ECLI:NL:GHDHA:2019:3199
Gerechtshof Den Haag
- Rekestprocedure
- Rechtspraak.nl
Hoger beroep inzake machtiging tot aangaan vaststellingsovereenkomst ex art. 1:345 lid 1 onder a BW met betrekking tot overlijdensschade
In deze zaak gaat het om een hoger beroep van de wettelijk vertegenwoordiger van een minderjarige tegen een beschikking van de kantonrechter in Den Haag, waarin machtiging werd verleend om een vaststellingsovereenkomst aan te gaan. De zaak betreft de afwikkeling van overlijdensschade na het overlijden van de vader van de minderjarige, die om het leven kwam bij een verkeersongeval.
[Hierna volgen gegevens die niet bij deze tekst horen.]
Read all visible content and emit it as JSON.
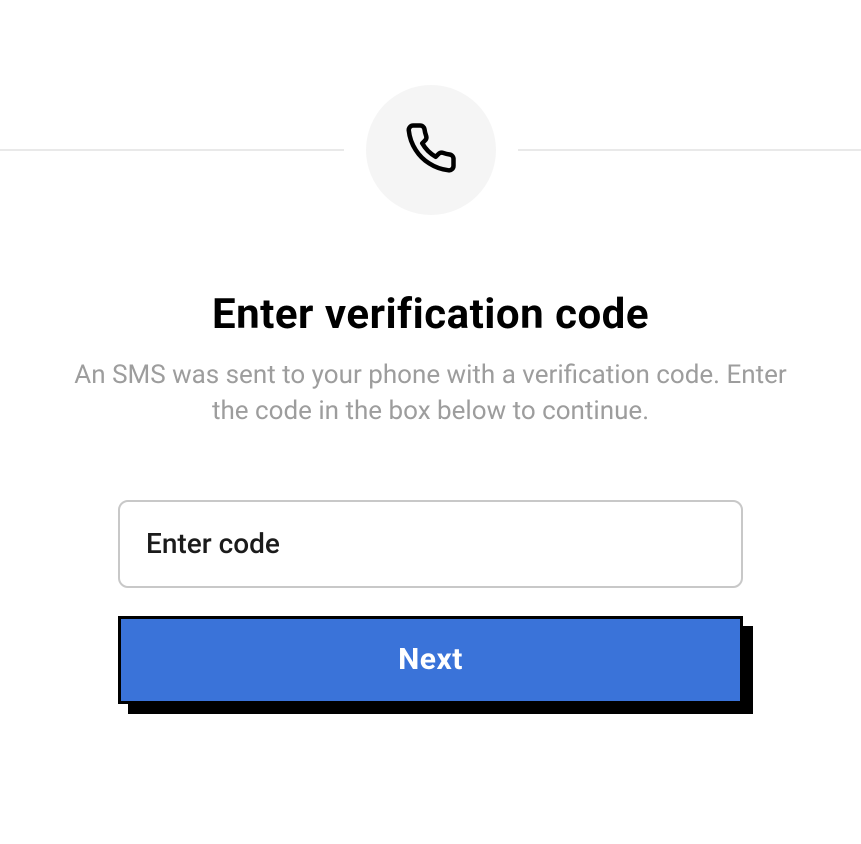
{
  "iconName": "phone-icon",
  "heading": "Enter verification code",
  "description": "An SMS was sent to your phone with a verification code. Enter the code in the box below to continue.",
  "input": {
    "placeholder": "Enter code",
    "value": ""
  },
  "button": {
    "label": "Next"
  }
}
De moeder, appellante, heeft de WAM-verzekeraar aansprakelijk gesteld voor de schade die zij en de minderjarige lijden door het overlijden van de vader. De kantonrechter had eerder bepaald dat de schadevergoeding van € 35.775,- op een bankrekening met een BEM-clausule moest worden gestort, wat appellante betwistte. Het hof heeft de bestreden beschikking vernietigd en het verzoek om machtiging afgewezen, omdat het hof oordeelde dat de belangen van de minderjarige niet voldoende waren gediend met de vaststellingsovereenkomst. Het hof concludeerde dat er geen rekening was gehouden met mogelijke schade die de minderjarige na zijn achttiende jaar zou kunnen lijden, en dat de kantonrechter niet de juiste machtiging had verleend voor het ondertekenen van de overeenkomst. De beslissing van het hof benadrukt de bescherming van de belangen van minderjarigen in dergelijke zaken.